Proseguendo sempre in direzione di Aosta si raggiunge Bard, dominata dallo strapiombo roccioso sul quale si erge l’omonima fortezza visitabile e oggi sede del Museo delle Alpi. In virtù della sua posizione strategica a controllo dei transiti, la rocca di Bard doveva essere sede di insediamenti fortificati già in età protostorica (Età del Bronzo e del Ferro); le prime notizie storiche attestanti la presenza di un sito fortificato risalgono all’inizio dell’XI secolo. Proprietà della nobile signoria di Bard fino al XIII secolo, la rocca passò quindi nelle mani di casa Savoia e, tra XVII e XVIII secolo, venne potenziata ed ampliata a scopo militare. Dopo il memorabile attacco inferto dalle truppe napoleoniche la notte del 21 maggio 1800, il forte fu prima raso al suolo e poi ricostruito da Carlo Felice di Savoia. Nel borgo di Bard, anch’esso, come Donnas, sviluppatosi a ridosso della via romana, si possono ammirare pregevoli edifici del XV-XVI secolo ( Casa Challant, Casa del Vescovo, Casa Valperga, Casa della Meridiana e Maison Nicole ). A Bard si trova anche un interessante sito geologico, nell’ambito del quale si possono osservare le “Marmitte dei giganti” (cavità cilindriche formate dalla forza erosiva di acque cariche di detriti), massi erratici e rocce montonate recanti interessanti incisioni rupestri (II millennio a.C.).

Attraversando quindi il bel ponte basso-medievale sulla Dora, si raggiunge il paese di Hône, vera e propria controparte pianeggiante del forte di Bard, da cui ha inizio la valle di Champorcher.
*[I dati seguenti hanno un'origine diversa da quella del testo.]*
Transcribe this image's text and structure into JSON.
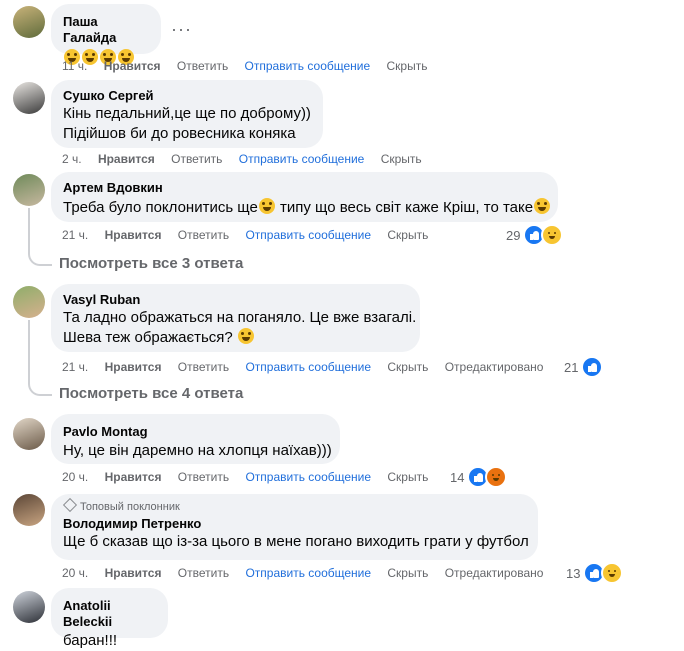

A Hône recenti campagne di indagini archeologiche condotte sul sito della chiesa parrocchiale di San Giorgio, hanno evidenziato la presenza di murature relative ad almeno tre chiese precedenti; l’attuale pavimentazione trasparente consente di vedere le parti più significative di queste strutture portate alla luce dagli scavi.

Si intraprende dunque la salita e si raggiunge Pontboset, attraversato dal torrente Ayasse che in questo punto ha scavato per secoli la roccia, provocando una profonda gola selvaggia ed impervia, tra rocce levigate, massi e fitti boschi di castagni; come dice il nome stesso, è questa una località contraddistinta da numerosi e caratteristici ponti, perlopiù conformati “a schiena d’asino” e risalenti ad epoca tardo-medievale, che collegano le due rive del corso d’acqua La chiesa parrocchiale, dedicata a San Grato, risale al XVII secolo e pare sia stata costruita sul luogo dove prima sorgeva una più piccola cappella; fino a quel momento gli abitanti di Pontboset erano costretti a recarsi fino a Hône per assistere alle funzioni.
Proseguendo si raggiunge il comune di Champorcher, località di sport invernali che nella bella stagione offre la possibilità di splendide passeggiate, essendo parte del Parco Regionale del Mont Avic e al confine con il Parco Nazionale del Gran Paradiso.
Sul promontorio roccioso all’inizio del paese si può ammirare la torre quadrata, resto dell’antichissimo castello, interamente ricostruita nel 1320; su questa stessa altura sorgono la chiesa e il campanile. L’attività artigianale tipica di questa vallata riguarda la filatura e la tessitura della canapa: in frazione Chardonney si può visitare la mostra permanente, dove si possono vedere gli antichi telai ed ammirare i prodotti di questa lavorazione, e visitare l’ Ecomuseo della canapa dove si può rivivere l’atmosfera di una serata del passato trascorsa al telaio.